Sol hareket için gelecek perspektifi

Yeni sol ittifakın çoğunluğu kazanması pek olası görünmese de Le Temps birleşmeyi memnuniyetle karşılıyor:

“Asıl hedef var olmak ve asla ortadan kaybolmamış olan, üstelik kendini cinsiyet eşitliğine ve iklim meselelerine adamış gençlikle birlikte belki de her zamankinden daha güçlü olan bir harekete, yeniden gelecek perspektifi kazandırmak ya da yeniden güven duyulmasını sağlamak. ... Cumhurbaşkanlığı seçimlerinin ilk turunda ortaya çıkan üç kutup gelecekte de baki kalacak: ekonomik liberallik düzeyini belirlemesi gereken kimlikçi bir aşırı sağ, Cumhurbaşkanı’nın etrafındaki geniş merkez ve kendisine radikal demekten korkmayan bir sol.”

Les Echos (FR) /

Berbat bir senaryo

Les Echos endişeli:

“Ülkeyi yönetmeye hazır bir aşırı sol partinin aldatmacasını aşırı sağın sözümona normalleşmesinden daha inandırıcı bulmak için nihilizme derin bir hayranlık duymak gerekir.
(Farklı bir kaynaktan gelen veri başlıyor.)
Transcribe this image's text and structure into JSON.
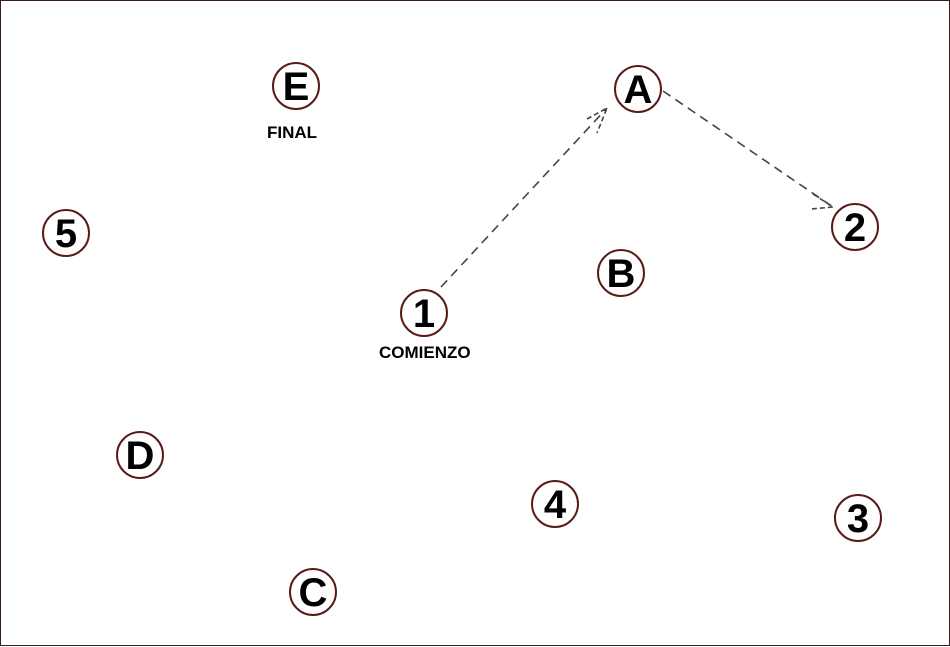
{
  "nodes": {
    "E": "E",
    "A": "A",
    "n5": "5",
    "n2": "2",
    "B": "B",
    "n1": "1",
    "D": "D",
    "n4": "4",
    "n3": "3",
    "C": "C"
  },
  "captions": {
    "final": "FINAL",
    "start": "COMIENZO"
  },
  "arrows": [
    {
      "from": "1",
      "to": "A",
      "style": "dashed"
    },
    {
      "from": "A",
      "to": "2",
      "style": "dashed"
    }
  ],
  "colors": {
    "circle_border": "#5a1a1a",
    "text": "#000000",
    "arrow": "#444444"
  }
}
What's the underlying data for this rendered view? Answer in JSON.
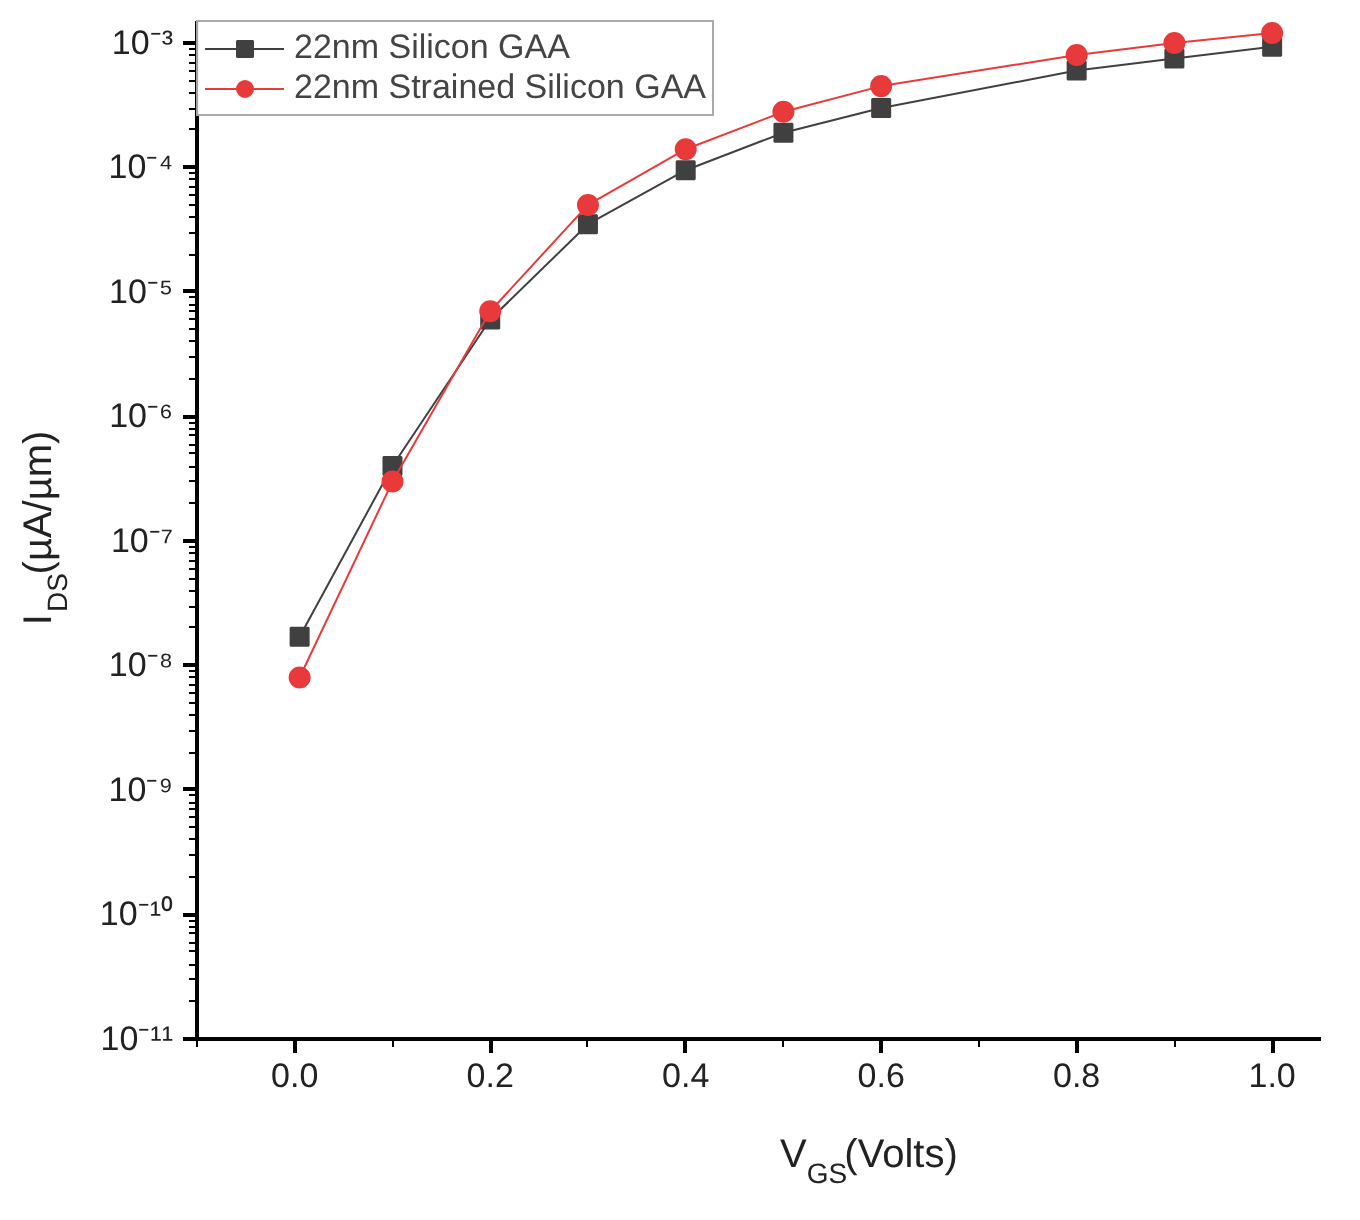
{
  "chart_data": {
    "type": "line",
    "xlabel": "V$_{GS}$(Volts)",
    "ylabel": "I$_{DS}$(µA/µm)",
    "x": [
      0.005,
      0.1,
      0.2,
      0.3,
      0.4,
      0.5,
      0.6,
      0.8,
      0.9,
      1.0
    ],
    "series": [
      {
        "name": "22nm Silicon GAA",
        "color": "#404040",
        "marker": "square",
        "values": [
          1.7e-08,
          4e-07,
          6e-06,
          3.5e-05,
          9.5e-05,
          0.00019,
          0.0003,
          0.0006,
          0.00075,
          0.00093
        ]
      },
      {
        "name": "22nm Strained Silicon GAA",
        "color": "#e83a3a",
        "marker": "circle",
        "values": [
          8e-09,
          3e-07,
          7e-06,
          5e-05,
          0.00014,
          0.00028,
          0.00045,
          0.0008,
          0.001,
          0.0012
        ]
      }
    ],
    "log": "y",
    "xlim": [
      -0.1,
      1.05
    ],
    "ylim": [
      1e-11,
      0.0015
    ],
    "xticks": [
      {
        "value": 0,
        "label": "0.0"
      },
      {
        "value": 0.2,
        "label": "0.2"
      },
      {
        "value": 0.4,
        "label": "0.4"
      },
      {
        "value": 0.6,
        "label": "0.6"
      },
      {
        "value": 0.8,
        "label": "0.8"
      },
      {
        "value": 1.0,
        "label": "1.0"
      }
    ],
    "yticks": [
      {
        "value": 1e-11,
        "label": "10⁻¹¹"
      },
      {
        "value": 1e-10,
        "label": "10⁻¹⁰"
      },
      {
        "value": 1e-09,
        "label": "10⁻⁹"
      },
      {
        "value": 1e-08,
        "label": "10⁻⁸"
      },
      {
        "value": 1e-07,
        "label": "10⁻⁷"
      },
      {
        "value": 1e-06,
        "label": "10⁻⁶"
      },
      {
        "value": 1e-05,
        "label": "10⁻⁵"
      },
      {
        "value": 0.0001,
        "label": "10⁻⁴"
      },
      {
        "value": 0.001,
        "label": "10⁻³"
      }
    ],
    "grid": false,
    "legend": "top left",
    "line_style": "solid"
  }
}
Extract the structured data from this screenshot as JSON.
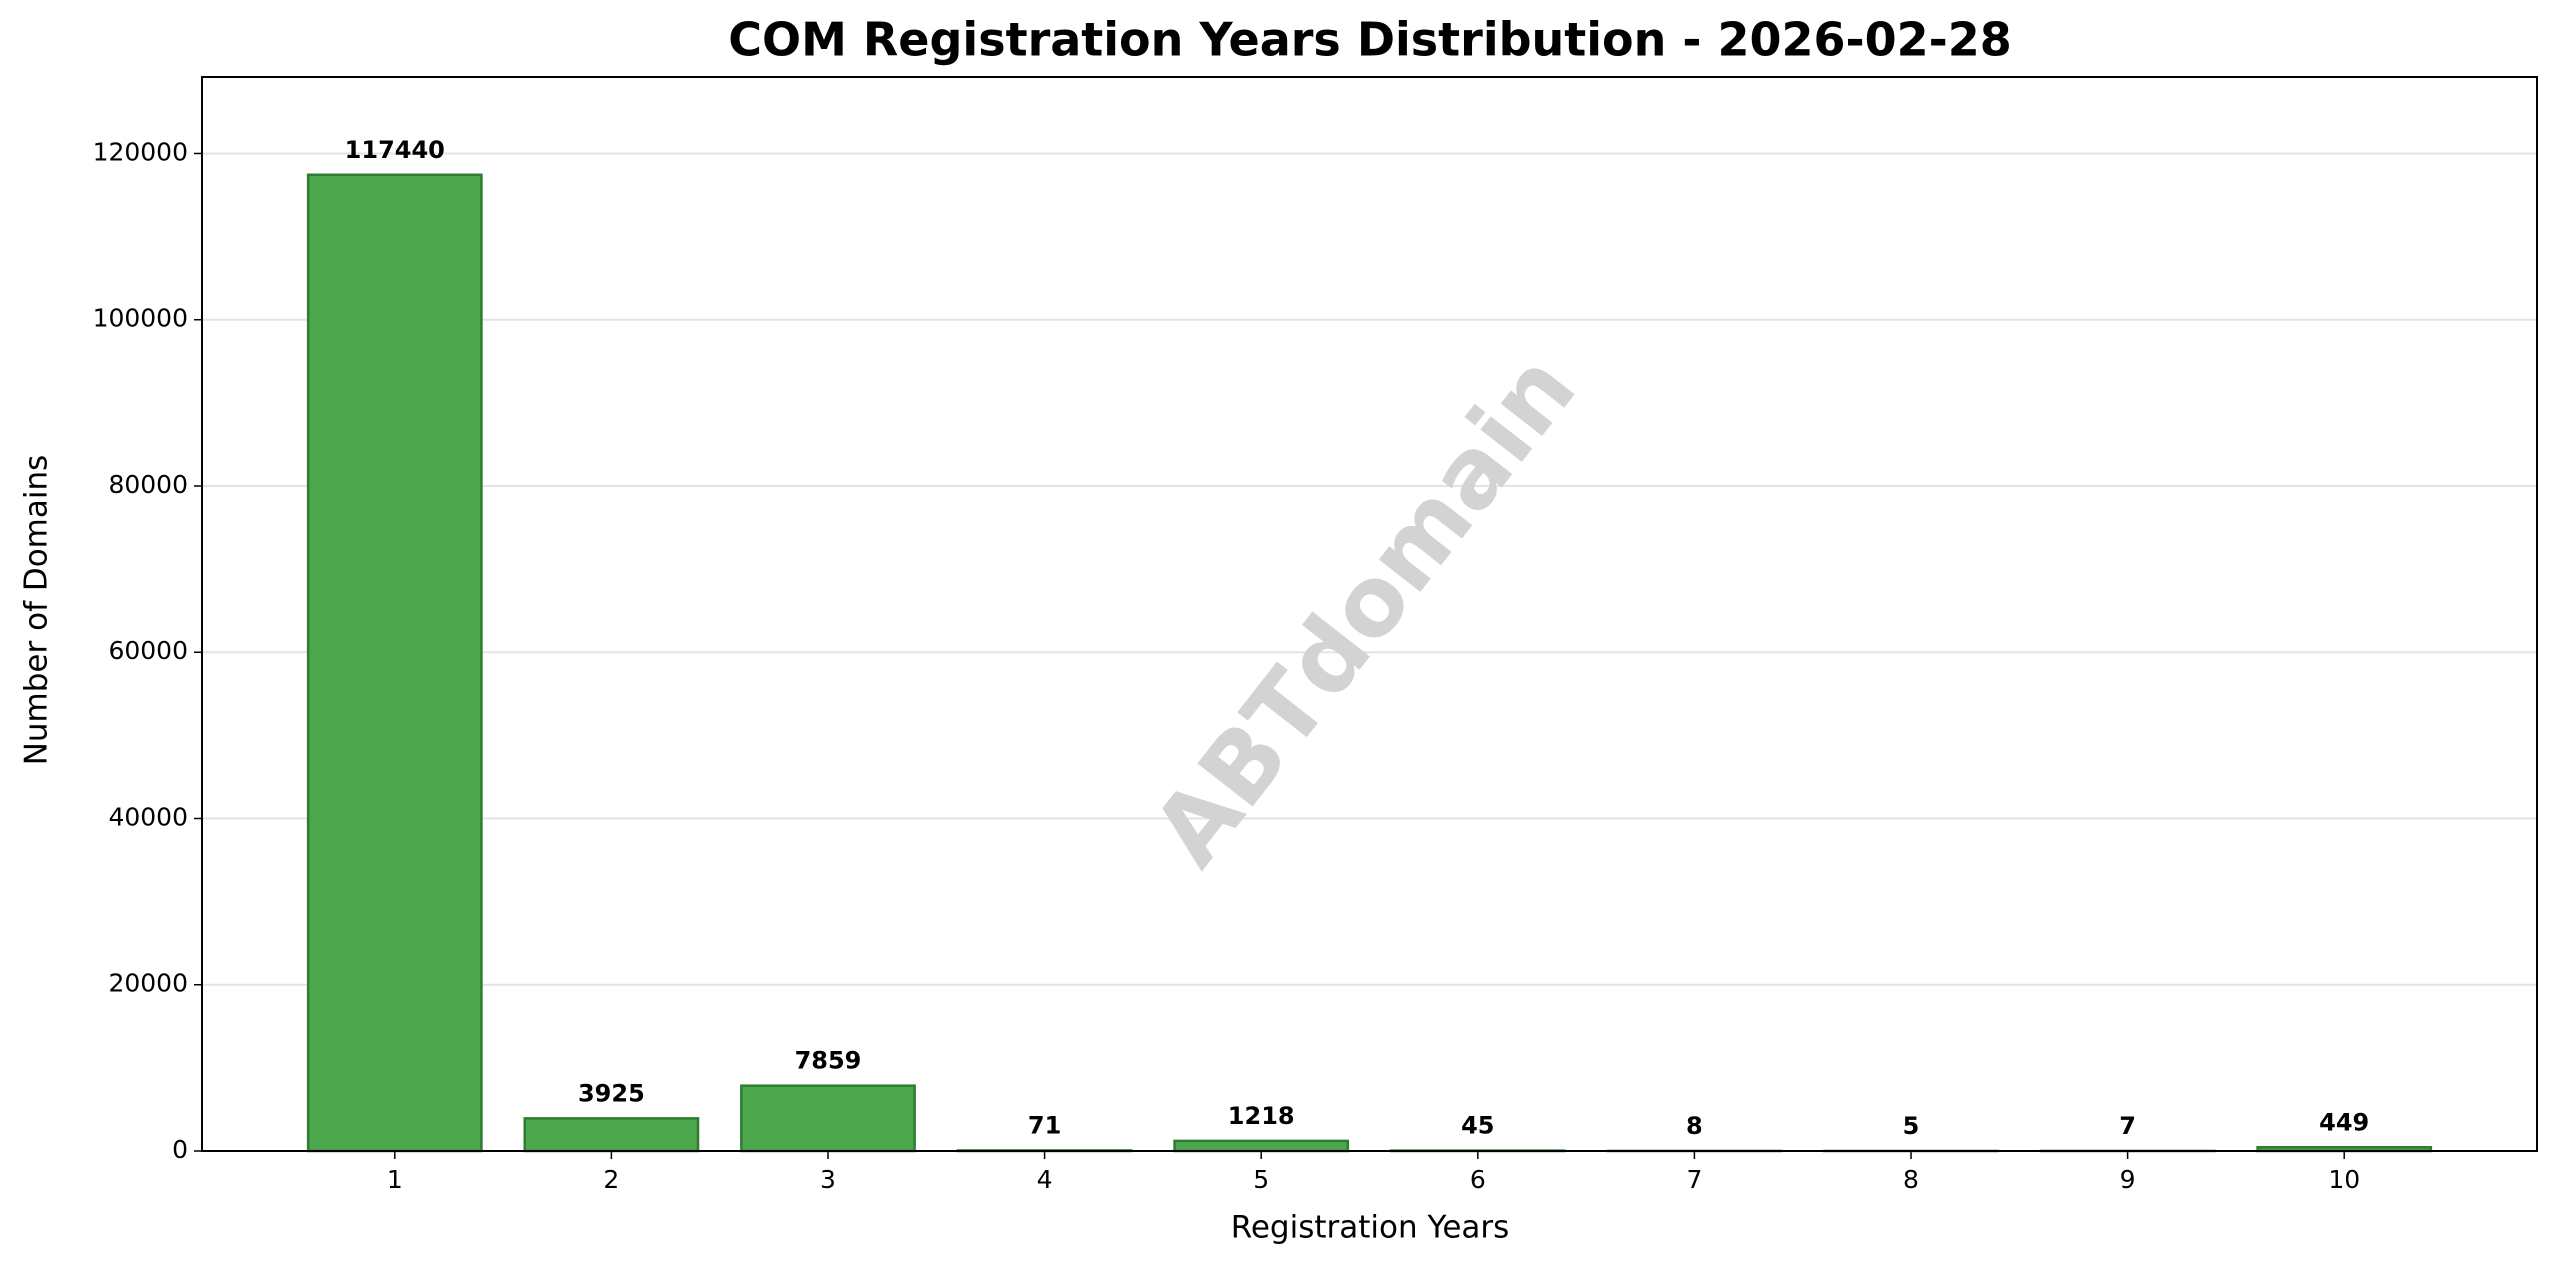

Başbakan Mélenchon mu? Kendimi çimdikleyeyim! Savaş Avrupa’ya dönmüşken, ülkemiz gerçekten Jean-Luc Mélenchon’unki gibi sürekli değişen fikirlere sahip bir başbakana güven duymaya meyilli olabilir mi? Rusya yanlısı fikirlerinden kurtulamamış, Ukrayna’nın işgalini kınamakta utangaç davranmış ve enkaz halindeki Venezüella’nın yöneticilerinin tarafında duran bir lidere?”

TVXS (GR) /

Ufukta 'birlikte yaşama' var

Syriza’nın Avrupa Parlamentosu Milletvekili ve köşe yazarı Stelios Kouloglou, sol ittifakın başarılı olması halinde gerçekleşecek olası görev dağılımı hakkında TVXS’de şunları yazıyor:

“Çevreci sol cephe kazanırsa, tarihte üç kez yaşandığı gibi, sağcı bir cumhurbaşkanı ve solcu hükümet ya da tam ters şekliyle bir ‘birlikte yaşama’ söz konusu olacak. Anayasaya göre savunma ve dışişleri yalnızca cumhurbaşkanının, yasama ise Parlamento ve hükümetin sorumluluğunda. Elbette cumhurbaşkanı kendi seçtiği başbakanı atama hakkına sahip, ancak bu derin bir anayasal kriz yaratır ve şimdiye değin hiç denenmedi.”